Jean-François Pion a gravi 14 500 mètres de dénivelé dans son année de préparation en vue de gravir l’Acotango, l’un des plus hauts sommets de l’Amérique du Sud.

Gravir l’Acotango malgré l’arthrite

Jean-François Pion souffre de spondylarthrite ankylosante, une forme d’arthrite qui s’attaque à la colonne vertébrale et qui occasionne beaucoup de douleurs et d’inconfort. Au fil des années, ce père de famille de 47 ans a dû mettre de côté certaines activités qu’il aimait particulièrement à cause de cette maladie qui peut se montrer sans pitié. « Quand je jouais une partie de golf, j’en avais souvent pour trois jours à m’en remettre », se souvient-il.

Mais voilà que les années ont passé et la maladie s’est stabilisée. « Malgré tout, avec le temps, ma santé générale s’est détériorée. Ma santé est devenue une préoccupation et j’avais le sentiment que je devais changer mon mode de vie : manger mieux et bouger plus », raconte-t-il.

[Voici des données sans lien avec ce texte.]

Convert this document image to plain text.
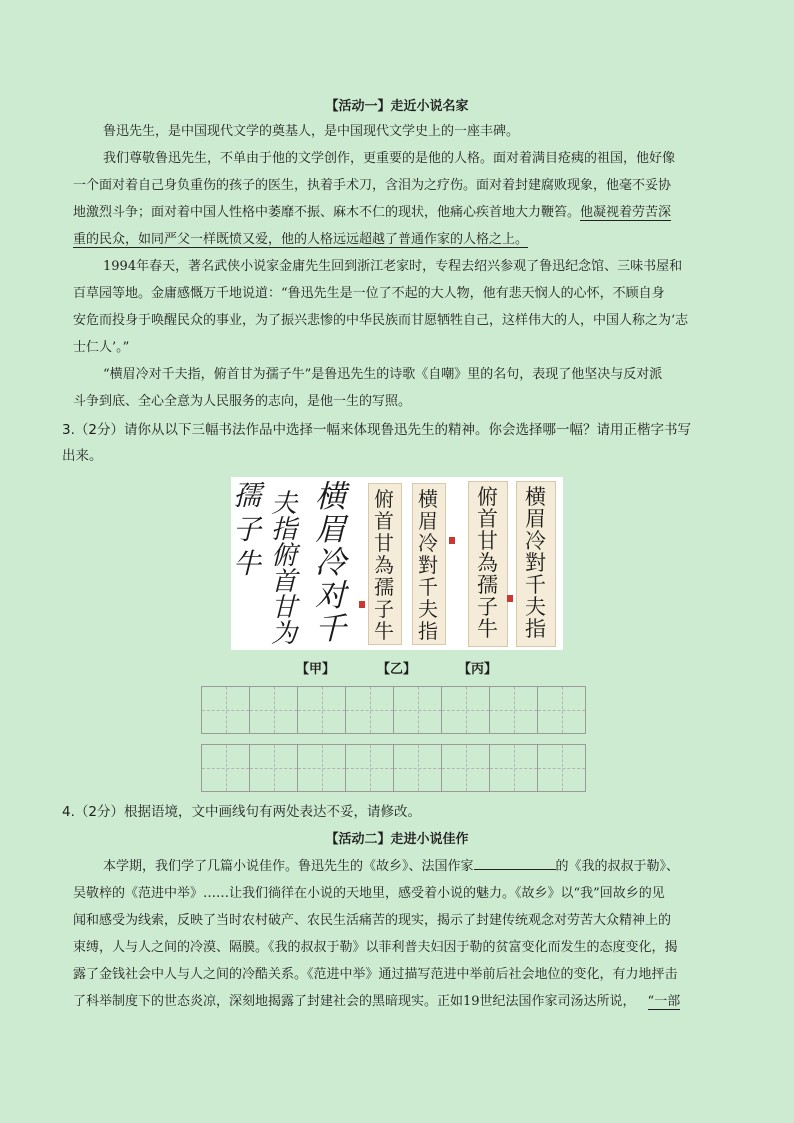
【活动一】走近小说名家
鲁迅先生，是中国现代文学的奠基人，是中国现代文学史上的一座丰碑。
我们尊敬鲁迅先生，不单由于他的文学创作，更重要的是他的人格。面对着满目疮痍的祖国，他好像
一个面对着自己身负重伤的孩子的医生，执着手术刀，含泪为之疗伤。面对着封建腐败现象，他毫不妥协
地激烈斗争；面对着中国人性格中萎靡不振、麻木不仁的现状，他痛心疾首地大力鞭笞。他凝视着劳苦深
重的民众，如同严父一样既愤又爱，他的人格远远超越了普通作家的人格之上。
1994年春天，著名武侠小说家金庸先生回到浙江老家时，专程去绍兴参观了鲁迅纪念馆、三味书屋和
百草园等地。金庸感慨万千地说道：“鲁迅先生是一位了不起的大人物，他有悲天悯人的心怀，不顾自身
安危而投身于唤醒民众的事业，为了振兴悲惨的中华民族而甘愿牺牲自己，这样伟大的人，中国人称之为‘志
士仁人’。”
“横眉冷对千夫指，俯首甘为孺子牛”是鲁迅先生的诗歌《自嘲》里的名句，表现了他坚决与反对派
斗争到底、全心全意为人民服务的志向，是他一生的写照。
3.（2分）请你从以下三幅书法作品中选择一幅来体现鲁迅先生的精神。你会选择哪一幅？请用正楷字书写
出来。
横眉冷对千
夫指俯首甘为
孺子牛
俯首甘為孺子牛
横眉冷對千夫指
俯首甘為孺子牛
横眉冷對千夫指
【甲】	【乙】	【丙】
4.（2分）根据语境，文中画线句有两处表达不妥，请修改。
【活动二】走进小说佳作
本学期，我们学了几篇小说佳作。鲁迅先生的《故乡》、法国作家	的《我的叔叔于勒》、
吴敬梓的《范进中举》……让我们徜徉在小说的天地里，感受着小说的魅力。《故乡》以“我”回故乡的见
闻和感受为线索，反映了当时农村破产、农民生活痛苦的现实，揭示了封建传统观念对劳苦大众精神上的
束缚，人与人之间的冷漠、隔膜。《我的叔叔于勒》以菲利普夫妇因于勒的贫富变化而发生的态度变化，揭
露了金钱社会中人与人之间的冷酷关系。《范进中举》通过描写范进中举前后社会地位的变化，有力地抨击
了科举制度下的世态炎凉，深刻地揭露了封建社会的黑暗现实。正如19世纪法国作家司汤达所说， “一部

Et voilà qu’une de ses amies lui a fait connaître l’an passé le Défi Acotango, un défi sportif caritatif dont l’objectif était d’amasser 50 000 $ pour la Fondation du Centre hospitalier universitaire de Sherbrooke (CHUS). Le défi? Gravir les 6056 mètres d’un des plus hauts sommets d’Amérique du Sud, l’Acotango.

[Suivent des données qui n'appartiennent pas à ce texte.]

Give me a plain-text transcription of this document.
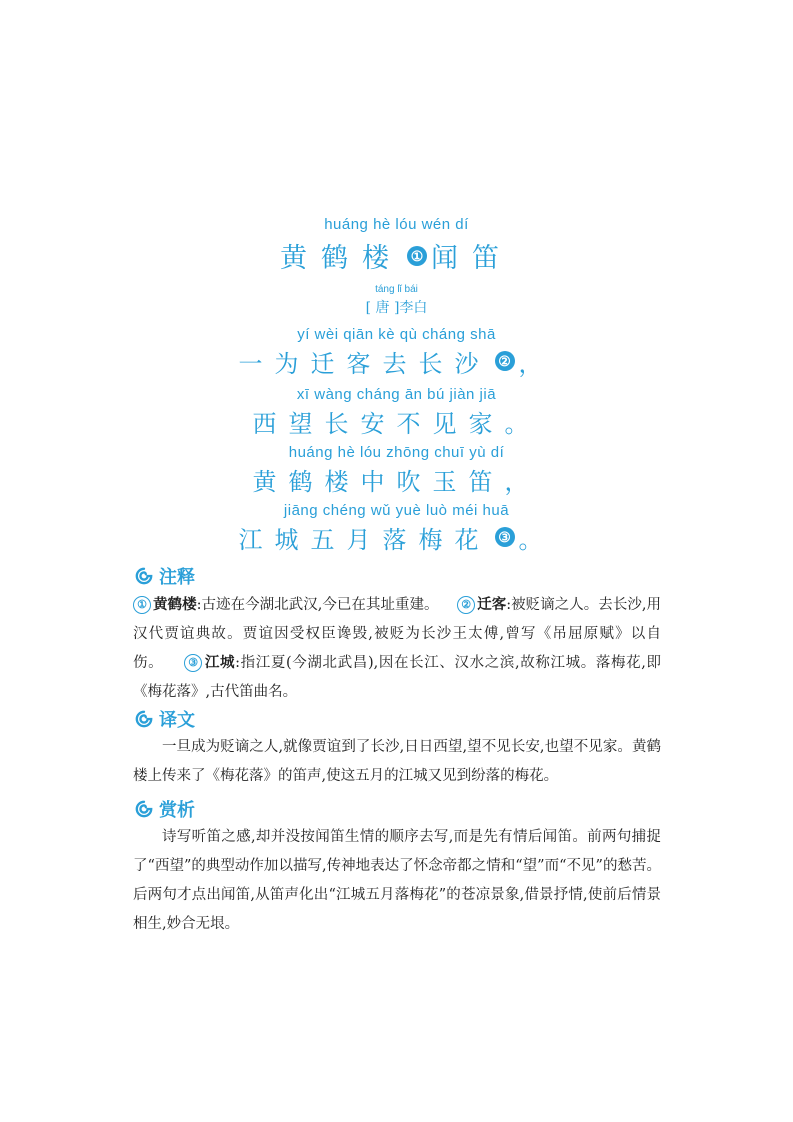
huáng hè lóu wén dí
黄鹤楼 ① 闻笛
táng lǐ bái
[ 唐 ]李白
yí wèi qiān kè qù cháng shā
一为迁客去长沙 ② ，
xī wàng cháng ān bú jiàn jiā
西望长安不见家。
huáng hè lóu zhōng chuī yù dí
黄鹤楼中吹玉笛，
jiāng chéng wǔ yuè luò méi huā
江城五月落梅花 ③ 。
注释
① 黄鹤楼:古迹在今湖北武汉,今已在其址重建。 ② 迁客:被贬谪之人。去长沙,用汉代贾谊典故。贾谊因受权臣谗毁,被贬为长沙王太傅,曾写《吊屈原赋》以自伤。 ③ 江城:指江夏(今湖北武昌),因在长江、汉水之滨,故称江城。落梅花,即《梅花落》,古代笛曲名。
译文
一旦成为贬谪之人,就像贾谊到了长沙,日日西望,望不见长安,也望不见家。黄鹤楼上传来了《梅花落》的笛声,使这五月的江城又见到纷落的梅花。
赏析
诗写听笛之感,却并没按闻笛生情的顺序去写,而是先有情后闻笛。前两句捕捉了“西望”的典型动作加以描写,传神地表达了怀念帝都之情和“望”而“不见”的愁苦。后两句才点出闻笛,从笛声化出“江城五月落梅花”的苍凉景象,借景抒情,使前后情景相生,妙合无垠。
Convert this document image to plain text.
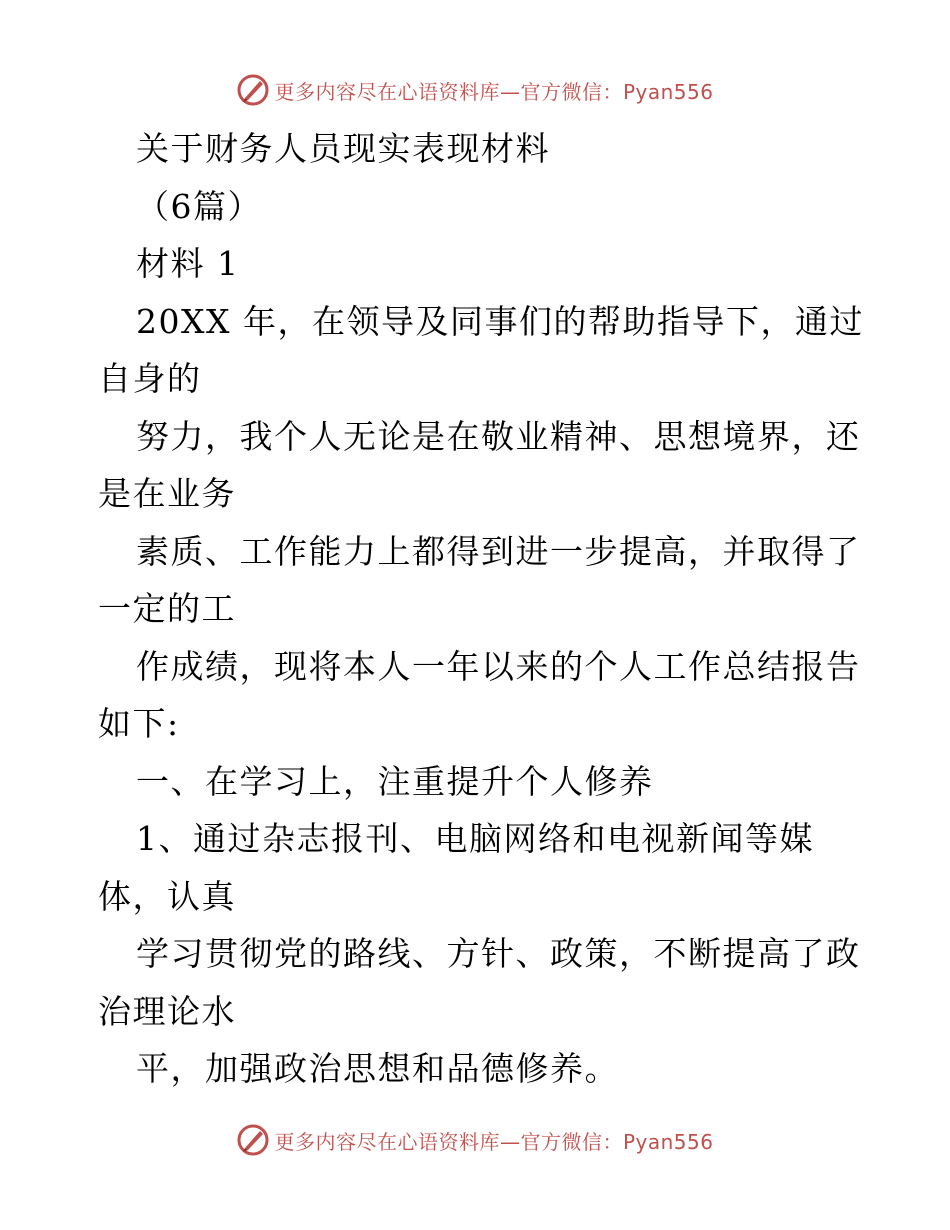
更多内容尽在心语资料库—官方微信：Pyan556
关于财务人员现实表现材料
（6篇）
材料 1
20XX 年，在领导及同事们的帮助指导下，通过
自身的
努力，我个人无论是在敬业精神、思想境界，还
是在业务
素质、工作能力上都得到进一步提高，并取得了
一定的工
作成绩，现将本人一年以来的个人工作总结报告
如下:
一、在学习上，注重提升个人修养
1、通过杂志报刊、电脑网络和电视新闻等媒
体，认真
学习贯彻党的路线、方针、政策，不断提高了政
治理论水
平，加强政治思想和品德修养。
更多内容尽在心语资料库—官方微信：Pyan556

« Je me suis senti appelé par ce défi. Je suis suivi par un rhumatologue du CHUS depuis une dizaine d’années, et je me suis dit que c’était une bonne façon de redonner à la société et que ça m’inciterait à me remettre en forme », lance cet employé de Cascades à Kinsey Falls.

Homme de défis, Jean-François Pion? Que oui. Avec l’aide d’une kinésiologue et d’un chiropraticien, il s’est remis en forme tout en préservant son dos affecté par la maladie.

« Je m’étais donné un objectif bien personnel de gravir l’équivalent de deux fois l’Acotango dans mon année et je l’ai fait : j’ai gravi 14 500 mètres de dénivelé dans mon année », se réjouit-il.

Son fils Noah, 11 ans, l’a accompagné dans environ 80 % de ses randonnées. « On a vécu de très beaux moments ensemble, il a appris à aimer la randonnée et parfois, c’est lui qui me demandait quelle serait notre montagne de la fin de semaine suivante », se réjouit le père de famille en soulignant que sa fille Emma, qui aura bientôt dix ans, l’a aussi accompagné, mais sur des distances moins importantes.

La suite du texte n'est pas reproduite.